In these four fields I believe we can provide valuable insights and lessons for many countries both for the largest as China and the United States where our experts and companies are already operating and for the smallest states like islands in the Caribbean and the Pacific Ocean where the potential can be harnessed given the right technological approach.

I know our experts would be willing to work with many countries to assist them in developing important energy resources and I am willing to help in these endeavours.

In recent years we have seen numerous examples of small states developing ideas, putting forward suggestions to the global agenda and prodding countries to action on a variety of issues. This has been possible because small states do not carry any extra baggage. They have a transparent purpose and can provide a moral voice on the need to take action.

The strengthening of democracy and human rights, international engagements and political creativity has been an important role played by small states, as demonstrated for example by Trinidad and Tobago in the campaign for the International Criminal Court, by the Baltic States in the break-up of the Soviet Union and the establishment of democracy in eastern Europe, and by Iceland in the evolution of the Law of the Sea through the extension of the fishing limits first to 12, then to 50 and finally to 200 miles.

The contributions of small states to reforming the international community and making the world more civilised are certainly well out of proportion to their small populations. There are other characteristics that have allowed them to become such influential players. The explanation lies partly in their flexibility, their ability to act and take initiatives when others are silent and passive, in their freedom to engage in political operations which would be completely unthinkable if larger countries were involved.

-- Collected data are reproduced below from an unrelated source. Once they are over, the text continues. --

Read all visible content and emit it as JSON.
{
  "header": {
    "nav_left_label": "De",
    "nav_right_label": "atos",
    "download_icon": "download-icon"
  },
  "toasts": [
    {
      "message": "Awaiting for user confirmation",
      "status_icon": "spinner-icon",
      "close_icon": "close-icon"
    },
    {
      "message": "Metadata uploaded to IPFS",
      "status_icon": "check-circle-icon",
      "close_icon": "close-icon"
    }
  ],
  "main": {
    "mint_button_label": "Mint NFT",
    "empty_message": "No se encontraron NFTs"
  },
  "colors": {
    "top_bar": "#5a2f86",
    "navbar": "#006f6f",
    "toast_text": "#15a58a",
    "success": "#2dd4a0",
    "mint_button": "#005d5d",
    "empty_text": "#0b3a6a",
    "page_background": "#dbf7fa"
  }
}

Similarly the future of the United Nations and the search for solutions to many of the most pressing problems of the 21st century could be strongly influenced by active and wide-ranging cooperation among the small states which now account for more than half of the entire UN membership. Furthermore, while small states certainly need to tackle a variety of problems, they have many qualities which modern times have made precious assets.

It is interesting to note that, in antiquity, the cradle of western democracy was Athens and Rome, which in those days were small states by modern standards with a similar population to that of Iceland today. The writings of Plato and Aristotle, the speeches of Caesar and Cato and the insights of Machiavelli were all influenced and inspired by their experience of politics in small states and these contributions have largely influenced the political heritage which is still moulding the western the development of industrialization to build a civilized state in a small island nation tradition.

Iceland can in many ways serve as a laboratory for global solutions. A small society can find ways to figure out what kind of expertise is most useful to solve a given problem, what kind of forces need to play together for a succesful outcome. We understand that innovations can come from all directions and individuals and businesses in small states or in small communities within larger states can rapidly attain key positions.

There is much to suggest that, in the new economy, the small state can be a profitable basis for business innovations.

In small states it is easy to see the way that different elements link up, establish cooperation between different fields, gain access to information and experience, grasp solutions to difficult tasks.

History shows that small states can serve as a creative forum for democracy, law and legal order; as models for civilised society and transparent government; as an arena for creative political thought and original ideas. A small country is well placed to become a fascinating political laboratory, a fertile ground for democratic initiative, a bearer of new proposals, an initiator of new thinking — and it might also be easier for a powerful country to accept suggestions for a new policy from a smaller country because no threat to the power structure is then involved.

Small states are also blessed with a quality which is becoming increasingly important: They are a threat to no one.